There's plenty on the menu to choose from, and we ended up with a three-meat plate and four sides to share. There is so much variety in both the meat and the sides on the menu, so any trouble in ordering will only be because it's so hard to choose what to pick. I ordered brisket, sausage and chicken as our meats (although I thought I said pulled pork instead of chicken, but it was still good). Our sides were green beans, sweet corn, potatoes, and pinto beans.
The sides were all amazing. Jenny said the green beans were among the best she'd ever had from any restaurant. I actually only had a couple of bites of them because she ate them so fast, but I can agree that they should be ordered as one of your sides. Both the corn and potatoes were full of buttery goodness and flavor as well. Jenny's not a beans fan, but Blue Ribbon's beans are up there with any of the other beans I've had on other Man Up outings. Bobby came and visited each table while we were there, and one of the things we talked about with him was how he wanted a wide variety of menu items since so many different people work downtown. I told him I appreciated a BBQ restaurant that had more sides than just potato salad and beans, especially when they all taste good, while Jenny continued to rave about the green beans.
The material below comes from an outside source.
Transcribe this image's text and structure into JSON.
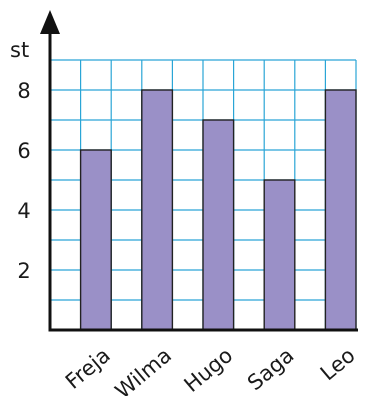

The brisket had a really nice smoke ring and good consistency, and the chicken was moist throughout. The sausage was my favorite of the meats. Bobby told me they make it themselves, which is always impressive when a BBQ joint, especially outside of Elgin, makes its own sausage. I wish I had tried the pork ribs or pulled pork, but I'll just have to get it the next time I visit. Bobby certainly knows what he's doing when it comes to correctly smoking meat.
My only issue with Blue Ribbon is one that can't easily be fixed. Because it's located in the middle of downtown Austin in a skyscraper, there isn't exactly room for a smoker anywhere. Because of this, Bobby smokes all his meat near Taylor and then transports it to Blue Ribbon's counter each day. This causes the meat to lose a little bit of its smokiness. However, I would put the brisket on par with Man Up staple Rudy's (which doesn't have to transport its meat). I also have no idea how it impacts the pulled pork or ribs since I didn't have any.
Overall, the transportation issue means Blue Ribbon will struggle to have brisket that compares to walking up to order at Snow's or Franklin's, but that doesn't mean it's not quality food. Plus, as Bobby and I discussed, having a BBQ restaurant smack in the middle of downtown makes it a perfect fit for any of you reading this from your downtown office. Just make sure to give yourself a couple of minutes to decide on what to order from a menu as well-rounded and delicious as Blue Ribbon's.